Steelmaker Cites Difficulties in Getting Land for the $5.3 Billion Plant

    By, SAURABH CHATURVEDI

NEW DELHI—Posco 005490.SE +0.80% of South Korea has pulled out of an initial agreement to build a $5.3 billion steel plant in India‘s Karnataka state, two people with knowledge of the matter said Monday, in a setback to a government striving to woo foreign investment.

An executive at Posco’s Indian unit said protests by local people against the project have made it difficult to acquire land. “The project is off. But we are open to discuss alternate sites,” he said.

A government official in Karnataka confirmed the development and said the company has approached the state government about another location for the plant. Karnataka, an iron-ore-rich state in southern India, and Posco signed the agreement in 2010 under which the company was to build a factory in the Gadag district with a capacity to manufacture six million metric tons of steel a year.

Posco’s decision will likely hurt India’s efforts to attract foreign investment to boost its economy, which is growing at its slowest pace in a decade.

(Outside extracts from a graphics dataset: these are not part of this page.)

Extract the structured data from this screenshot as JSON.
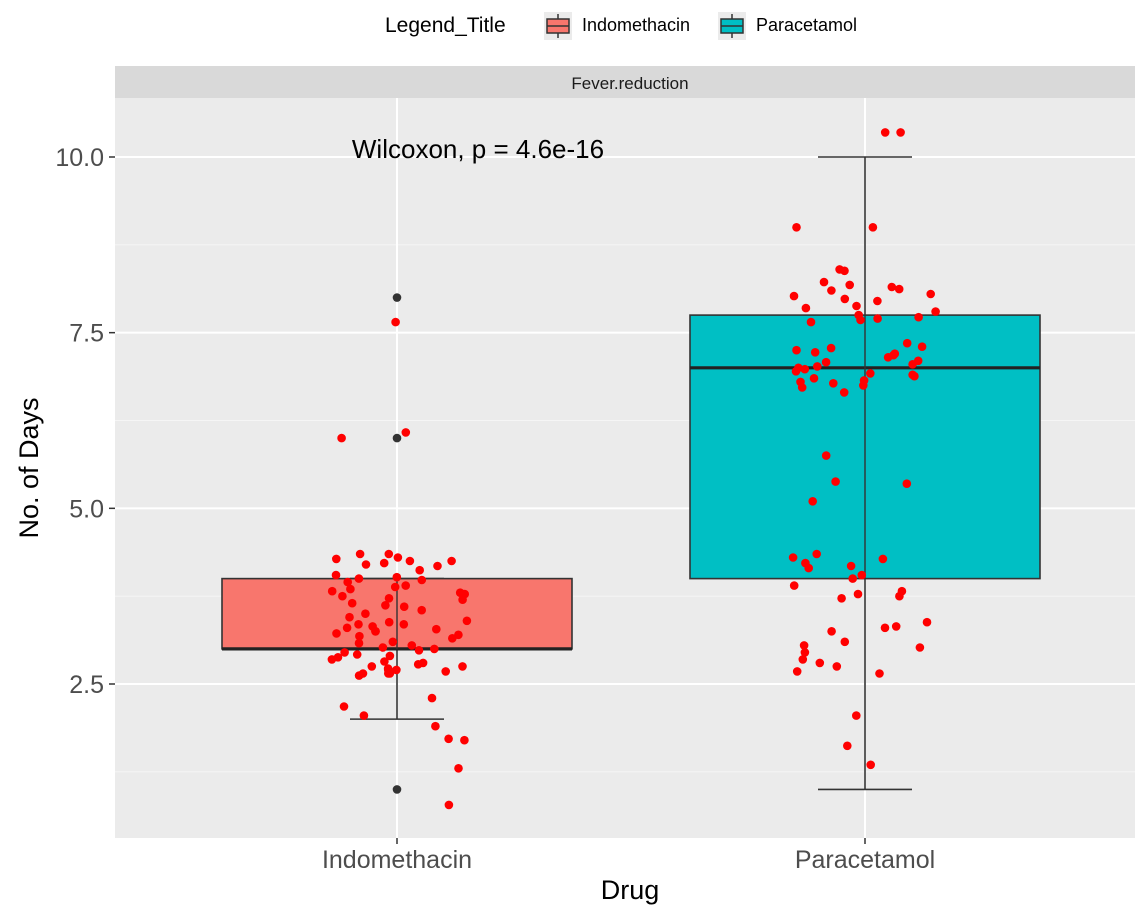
{
  "legend": {
    "title": "Legend_Title",
    "items": [
      {
        "label": "Indomethacin",
        "color": "#F8766D"
      },
      {
        "label": "Paracetamol",
        "color": "#00BFC4"
      }
    ]
  },
  "facet": {
    "label": "Fever.reduction"
  },
  "annotation": {
    "text": "Wilcoxon, p = 4.6e-16"
  },
  "chart_data": {
    "type": "box",
    "title": "",
    "facet": "Fever.reduction",
    "xlabel": "Drug",
    "ylabel": "No. of Days",
    "categories": [
      "Indomethacin",
      "Paracetamol"
    ],
    "ylim": [
      0.6,
      10.8
    ],
    "yticks": [
      2.5,
      5.0,
      7.5,
      10.0
    ],
    "ytick_labels": [
      "2.5",
      "5.0",
      "7.5",
      "10.0"
    ],
    "grid": true,
    "legend_position": "top",
    "colors": {
      "Indomethacin": "#F8766D",
      "Paracetamol": "#00BFC4",
      "points": "#FF0000",
      "outliers": "#333333"
    },
    "boxes": [
      {
        "category": "Indomethacin",
        "min": 2,
        "q1": 3,
        "median": 3,
        "q3": 4,
        "max": 4,
        "outliers": [
          8,
          6,
          1
        ]
      },
      {
        "category": "Paracetamol",
        "min": 1,
        "q1": 4,
        "median": 7,
        "q3": 7.75,
        "max": 10,
        "outliers": []
      }
    ],
    "points": [
      {
        "category": "Indomethacin",
        "values": [
          7.65,
          6.08,
          6.0,
          4.35,
          4.35,
          4.3,
          4.28,
          4.25,
          4.25,
          4.22,
          4.2,
          4.18,
          4.12,
          4.05,
          4.02,
          4.0,
          3.98,
          3.95,
          3.9,
          3.88,
          3.85,
          3.82,
          3.8,
          3.78,
          3.75,
          3.72,
          3.7,
          3.65,
          3.62,
          3.6,
          3.55,
          3.5,
          3.45,
          3.4,
          3.38,
          3.35,
          3.35,
          3.32,
          3.3,
          3.28,
          3.25,
          3.25,
          3.22,
          3.2,
          3.18,
          3.15,
          3.1,
          3.08,
          3.05,
          3.02,
          3.0,
          2.98,
          2.95,
          2.92,
          2.9,
          2.88,
          2.85,
          2.82,
          2.8,
          2.78,
          2.75,
          2.75,
          2.72,
          2.7,
          2.7,
          2.68,
          2.65,
          2.65,
          2.65,
          2.62,
          2.3,
          2.18,
          2.05,
          1.9,
          1.72,
          1.7,
          1.3,
          0.78
        ]
      },
      {
        "category": "Paracetamol",
        "values": [
          10.35,
          10.35,
          9.0,
          9.0,
          8.4,
          8.38,
          8.22,
          8.18,
          8.15,
          8.12,
          8.1,
          8.05,
          8.02,
          7.98,
          7.95,
          7.88,
          7.85,
          7.8,
          7.75,
          7.72,
          7.7,
          7.68,
          7.65,
          7.35,
          7.3,
          7.28,
          7.25,
          7.22,
          7.2,
          7.18,
          7.15,
          7.1,
          7.08,
          7.05,
          7.02,
          7.0,
          6.98,
          6.95,
          6.92,
          6.9,
          6.88,
          6.85,
          6.82,
          6.8,
          6.78,
          6.75,
          6.72,
          6.65,
          5.75,
          5.38,
          5.35,
          5.1,
          4.35,
          4.3,
          4.28,
          4.22,
          4.18,
          4.15,
          4.05,
          4.0,
          3.9,
          3.82,
          3.78,
          3.75,
          3.72,
          3.38,
          3.32,
          3.3,
          3.25,
          3.1,
          3.05,
          3.02,
          2.95,
          2.85,
          2.8,
          2.75,
          2.68,
          2.65,
          2.05,
          1.62,
          1.35
        ]
      }
    ]
  }
}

Finance Minister Palaniappan Chidambaram visited several countries in recent months to invite investors, portraying India as an investor-friendly country.

Difficulty in acquiring land is a major impediment to industrial projects in India. Most of the land required for factories and infrastructure projects is acquired from villagers and forest-dwelling tribes, who often protest against such projects as there isn’t any clear policy on the compensation to be paid to landowners and the steps to rehabilitate them. The government is in the process of bringing in legislation to clearly define its policy, and the new law is expected to increase the cost for companies.

An earlier project by Posco to build a 12-million-ton steelmaking facility in the eastern Indian state of Orissa was also hit by difficulties in acquiring land and getting environmental clearances. A committee of ministers recently recommended environmental clearance for the project, for which land acquisition is now completed, but the environment ministry has yet to make a decision.

Under Posco’s agreement with Karnataka, the state was to acquire land for the project. However, the government halted the process in July 2011 as protests against land acquisition intensified.

The Posco executive said the company recently took back 600 million rupees ($10 million) it had given to the state government as advance payment for the land.

The company’s move to pull out of the project also comes as Posco, hit by lower steel demand, is focusing on cost cuts. For the first quarter of this year, the company, the world’s fourth-largest steelmaker by output, posted a 54% drop in net profit because of weak orders from shipbuilders and construction companies.